Improving Representations of Carbon Export and its Climate Sensitivity in E3SM-MARBL
Project Team
Principal Investigator
This project aims to develop an optimized, variable-resolution grid for the Energy Exascale Earth System Model (E3SM)’s ocean component - the Model for Prediction Across Scales ocean model (MPAS-O) to enhance marine ecosystem simulations within the E3SM framework. The project will also incorporate an expanded complexity marine ecosystem model (MARBL-8p4z) that improves model capabilities to respond to climate change and other perturbations with realistic shifts in the phytoplankton and zooplankton communities and plankton physiology. This innovative approach is expected to significantly improve predictions of ocean circulation and biogeochemical processes, impacting climate modeling and biogeochemistry-climate feedback studies while maintaining computational efficiency. The hypothesis is that the variable-resolution approach will enable the model to better capture important biogeochemical processes associated with coastal upwelling systems, oxygen minimum zones, and the lower overturning cell in the Southern Ocean. Integrating advanced biogeochemical modeling techniques with a variable-resolution grid is a novel contribution to climate modeling.

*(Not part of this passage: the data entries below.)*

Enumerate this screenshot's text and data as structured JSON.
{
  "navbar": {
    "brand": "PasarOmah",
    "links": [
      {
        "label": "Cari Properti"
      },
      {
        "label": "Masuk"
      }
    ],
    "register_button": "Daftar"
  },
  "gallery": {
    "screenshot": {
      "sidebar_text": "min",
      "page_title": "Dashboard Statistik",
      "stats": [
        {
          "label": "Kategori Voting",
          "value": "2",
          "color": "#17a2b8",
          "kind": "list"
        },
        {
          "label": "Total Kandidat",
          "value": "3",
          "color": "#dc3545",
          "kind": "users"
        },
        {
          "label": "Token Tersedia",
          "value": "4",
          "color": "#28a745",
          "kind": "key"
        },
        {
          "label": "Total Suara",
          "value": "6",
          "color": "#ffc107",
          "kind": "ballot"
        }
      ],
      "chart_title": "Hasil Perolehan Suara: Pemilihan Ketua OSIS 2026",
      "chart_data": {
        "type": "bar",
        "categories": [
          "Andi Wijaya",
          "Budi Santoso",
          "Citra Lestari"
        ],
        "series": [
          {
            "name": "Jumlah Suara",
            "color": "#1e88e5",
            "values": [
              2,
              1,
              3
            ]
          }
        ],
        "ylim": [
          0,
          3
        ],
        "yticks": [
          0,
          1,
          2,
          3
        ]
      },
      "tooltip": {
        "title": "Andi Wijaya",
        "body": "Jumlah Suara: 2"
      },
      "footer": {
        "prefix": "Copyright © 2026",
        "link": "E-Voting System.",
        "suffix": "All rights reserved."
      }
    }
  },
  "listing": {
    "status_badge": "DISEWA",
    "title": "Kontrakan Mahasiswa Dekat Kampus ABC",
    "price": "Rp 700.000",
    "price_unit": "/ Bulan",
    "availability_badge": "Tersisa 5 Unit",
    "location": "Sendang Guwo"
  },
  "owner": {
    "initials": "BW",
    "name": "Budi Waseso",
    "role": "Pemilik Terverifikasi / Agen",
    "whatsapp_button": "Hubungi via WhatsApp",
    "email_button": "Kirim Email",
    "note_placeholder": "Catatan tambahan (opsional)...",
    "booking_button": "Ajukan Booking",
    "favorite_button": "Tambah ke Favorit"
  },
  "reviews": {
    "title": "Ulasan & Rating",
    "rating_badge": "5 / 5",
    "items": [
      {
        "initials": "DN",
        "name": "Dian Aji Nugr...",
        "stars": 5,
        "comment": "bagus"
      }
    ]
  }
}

The work is expected to deliver a more capable ocean modeling framework tailored to investigating biogeochemical processes. The results could significantly impact climate modeling and marine biogeochemistry by providing more accurate and comprehensive predictions of biogeochemical processes and their interactions with climate dynamics.
The results of this work would be of great value and interest to other groups, who can adopt the resulting refined model grid for their own research. Once the optimized, variable-resolution grid E3SM framework is developed, the team plans to examine how varying grid resolution in the Southern Ocean deep water formation regions impacts the strength of Southern Ocean meridional circulation (SMOC), through a water mass analysis approach that helps identify biases and their causes. They will also examine how variability in Antarctic Bottom Water (AABW) formation and SMOC rates influence global scale nutrient distributions and ocean carbon storage.